The staff of the UT Performing Arts Center wanted to do the same thing outside their workplace, but not with the same old, same Old Glory. They had a vision of a flag that was also a work of art and a creation of the community: a Stars & Stripes hand-painted by folks from all over Austin and bearing their personal messages and creative flourishes.
So on Monday, December 3, they invited all comers to the PAC scene shop to make a flag. Spread across the floor was a 26-by-50-foot canvas surrounded by buckets, brushes, and about 30 gallons of red, white, and blue paint. Under the supervision of scene shop manager Karen Maness, participants first painted in the 13 stripes and 50 stars in their traditional colors, but then were set free to make their mark on the flag in whatever way moved them. Some embellished the stars in the upper left, some added smaller six-pointed stars elsewhere. A number contributed peace symbols and handprints; a few children left tiny footprints as well. One participant spangled the flag with flying birds. Another painted an entire smaller version of Old Glory in the lower right corner. And many expressed themselves in words: "hope," "freedom," "choose love," "keep the faith," "4ever in our prayers," "proud to be American." They drew on sentiments from the past (Cicero's "Hanc rem publicam salvam esse volumus" [We wish the republic to be safe] and the Book of Psalms' "So teach us to number our days that we may apply ourselves to wisdom") and from the wellspring of our country's identity ("Oh, say does that star-spangled banner yet wave," "Out of many, one").
By the end of the workday, 53 volunteers had contributed to the flag. Most were PAC employees, but there were also representatives of government agencies and the media (including this writer, who painted the word "indivisible") and a few folks who listed their affiliation on the project sign-in sheet as simply "citizen." Tuesday morning, the flag was taken to the front of Bass Concert Hall and put on display.

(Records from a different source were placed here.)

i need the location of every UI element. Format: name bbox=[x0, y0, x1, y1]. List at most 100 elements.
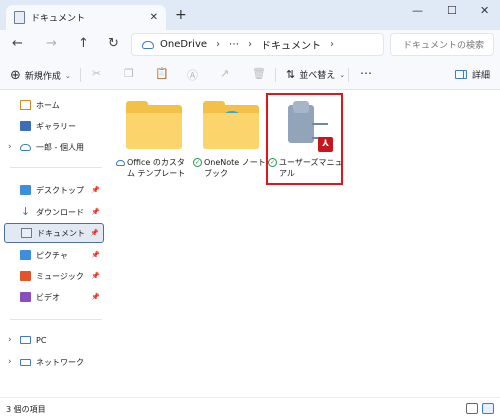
folder-office-templates[interactable]: Office のカスタム テンプレート bbox=[116, 99, 192, 189]
cut-icon[interactable]: ✂ bbox=[92, 67, 101, 80]
title-bar: ドキュメント ✕ + — ☐ ✕ bbox=[0, 0, 500, 30]
search-input[interactable]: ドキュメントの検索 bbox=[390, 33, 494, 56]
sidebar-item-documents[interactable]: ドキュメント 📌 bbox=[4, 223, 104, 243]
download-icon: ↓ bbox=[20, 205, 31, 218]
documents-icon bbox=[14, 11, 25, 24]
maximize-button[interactable]: ☐ bbox=[447, 4, 457, 17]
sidebar-item-label: ドキュメント bbox=[37, 228, 85, 238]
expand-icon[interactable]: › bbox=[8, 335, 12, 345]
delete-icon[interactable]: 🗑 bbox=[252, 67, 266, 80]
synced-status-icon: ✓ bbox=[193, 158, 202, 167]
file-name: OneNote ノートブック bbox=[204, 158, 266, 178]
pin-icon: 📌 bbox=[91, 293, 100, 301]
sidebar-item-label: PC bbox=[36, 335, 47, 345]
breadcrumb-separator: › bbox=[216, 39, 221, 50]
sort-label: 並べ替え bbox=[299, 71, 336, 81]
pin-icon: 📌 bbox=[91, 272, 100, 280]
sidebar-item-videos[interactable]: ビデオ 📌 bbox=[4, 287, 104, 307]
divider bbox=[10, 167, 102, 168]
pin-icon: 📌 bbox=[90, 229, 99, 237]
sidebar-item-label: ピクチャ bbox=[36, 250, 68, 260]
gallery-icon bbox=[20, 121, 31, 131]
more-options-button[interactable]: ⋯ bbox=[360, 66, 372, 80]
sidebar-item-label: ネットワーク bbox=[36, 357, 84, 367]
chevron-down-icon: ⌄ bbox=[64, 71, 71, 80]
rename-icon[interactable]: Ⓐ bbox=[187, 67, 198, 83]
tab-title: ドキュメント bbox=[31, 14, 86, 24]
breadcrumb-documents[interactable]: ドキュメント bbox=[261, 37, 321, 52]
item-count: 3 個の項目 bbox=[6, 405, 46, 414]
onedrive-icon bbox=[20, 143, 31, 151]
pdf-icon: ⅄ bbox=[318, 137, 333, 152]
sidebar-item-label: ホーム bbox=[36, 100, 60, 110]
expand-icon[interactable]: › bbox=[8, 357, 12, 367]
pin-icon: 📌 bbox=[91, 208, 100, 216]
command-bar: ⊕ 新規作成 ⌄ ✂ ❐ 📋 Ⓐ ↗ 🗑 ⇅ 並べ替え ⌄ ⋯ 詳細 bbox=[0, 60, 500, 90]
navigation-pane: ホーム ギャラリー › 一郎 - 個人用 デスクトップ 📌 ↓ ダウンロード 📌… bbox=[0, 91, 110, 397]
minimize-button[interactable]: — bbox=[412, 4, 423, 17]
sidebar-item-network[interactable]: › ネットワーク bbox=[4, 352, 104, 372]
sidebar-item-label: ダウンロード bbox=[36, 207, 84, 217]
new-label: 新規作成 bbox=[24, 72, 61, 82]
sidebar-item-label: 一郎 - 個人用 bbox=[36, 142, 84, 152]
pictures-icon bbox=[20, 250, 31, 260]
cloud-status-icon bbox=[116, 160, 125, 166]
pin-icon: 📌 bbox=[91, 186, 100, 194]
paste-icon[interactable]: 📋 bbox=[155, 67, 169, 80]
close-button[interactable]: ✕ bbox=[480, 4, 489, 17]
large-icons-view-icon[interactable] bbox=[482, 403, 494, 414]
details-button[interactable]: 詳細 bbox=[455, 68, 490, 81]
file-list: Office のカスタム テンプレート ✓ OneNote ノートブック ⅄ ✓… bbox=[110, 91, 500, 397]
breadcrumb-separator: › bbox=[248, 39, 253, 50]
videos-icon bbox=[20, 292, 31, 302]
divider bbox=[348, 68, 349, 82]
expand-icon[interactable]: › bbox=[8, 142, 12, 152]
documents-icon bbox=[21, 228, 32, 238]
sort-button[interactable]: ⇅ 並べ替え ⌄ bbox=[286, 68, 345, 81]
refresh-button[interactable]: ↻ bbox=[108, 36, 119, 51]
breadcrumb-onedrive[interactable]: OneDrive bbox=[160, 39, 207, 50]
home-icon bbox=[20, 100, 31, 110]
onedrive-icon bbox=[142, 40, 154, 49]
sidebar-item-downloads[interactable]: ↓ ダウンロード 📌 bbox=[4, 202, 104, 222]
folder-icon bbox=[122, 99, 186, 151]
sidebar-item-onedrive[interactable]: › 一郎 - 個人用 bbox=[4, 137, 104, 157]
tab-close-icon[interactable]: ✕ bbox=[150, 12, 158, 23]
network-icon bbox=[20, 358, 31, 366]
up-button[interactable]: ↑ bbox=[78, 36, 89, 51]
breadcrumb-separator: › bbox=[330, 39, 335, 50]
file-users-manual[interactable]: ⅄ bbox=[278, 97, 334, 152]
file-name: Office のカスタム テンプレート bbox=[127, 158, 186, 178]
new-button[interactable]: ⊕ 新規作成 ⌄ bbox=[10, 68, 71, 83]
address-bar[interactable]: OneDrive › ⋯ › ドキュメント › bbox=[131, 33, 384, 56]
pin-icon: 📌 bbox=[91, 251, 100, 259]
sidebar-item-desktop[interactable]: デスクトップ 📌 bbox=[4, 180, 104, 200]
sidebar-item-label: ビデオ bbox=[36, 292, 60, 302]
pc-icon bbox=[20, 336, 31, 344]
copy-icon[interactable]: ❐ bbox=[124, 67, 134, 80]
new-tab-button[interactable]: + bbox=[175, 7, 187, 23]
details-view-icon[interactable] bbox=[466, 403, 478, 414]
music-icon bbox=[20, 271, 31, 281]
add-icon: ⊕ bbox=[10, 68, 21, 83]
breadcrumb-ellipsis[interactable]: ⋯ bbox=[229, 39, 239, 50]
sidebar-item-music[interactable]: ミュージック 📌 bbox=[4, 266, 104, 286]
share-icon[interactable]: ↗ bbox=[220, 67, 229, 80]
back-button[interactable]: ← bbox=[12, 36, 23, 51]
sidebar-item-home[interactable]: ホーム bbox=[4, 95, 104, 115]
sidebar-item-pictures[interactable]: ピクチャ 📌 bbox=[4, 245, 104, 265]
sidebar-item-label: デスクトップ bbox=[36, 185, 84, 195]
status-bar: 3 個の項目 bbox=[0, 397, 500, 418]
sidebar-item-gallery[interactable]: ギャラリー bbox=[4, 116, 104, 136]
sidebar-item-pc[interactable]: › PC bbox=[4, 330, 104, 350]
forward-button[interactable]: → bbox=[46, 36, 57, 51]
details-pane-icon bbox=[455, 70, 467, 79]
sidebar-item-label: ミュージック bbox=[36, 271, 84, 281]
desktop-icon bbox=[20, 185, 31, 195]
chevron-down-icon: ⌄ bbox=[339, 70, 346, 79]
file-label: ✓ OneNote ノートブック bbox=[193, 157, 269, 179]
folder-onenote-notebook[interactable]: ✓ OneNote ノートブック bbox=[193, 99, 269, 189]
tab-documents[interactable]: ドキュメント ✕ bbox=[6, 5, 166, 30]
details-label: 詳細 bbox=[472, 71, 491, 81]
divider bbox=[10, 319, 102, 320]
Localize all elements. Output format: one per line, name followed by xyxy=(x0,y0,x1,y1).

Like other similar projects initiated in the wake of the terrorist attacks, the PAC flag stands as not only an expression of unity within the USA but a metaphor for the country itself. It is the work of many hands and features many voices, each speaking his or her mind openly. It contains remarks that are diverse and sometimes contradictory. One can even see civic conversations taking place within it: The phrase "One nation under God" sits below the question "Whose God?" In the sentiment "Forgive us," the word "us" is marked through and replaced with "them." So much is being said and in so many ways that the whole can't help but be somewhat messy, but it is also crowded with meaning and is, in the end, beautiful. It is democracy embodied in an arrangement of bars and stars. It's a grand old flag, indeed.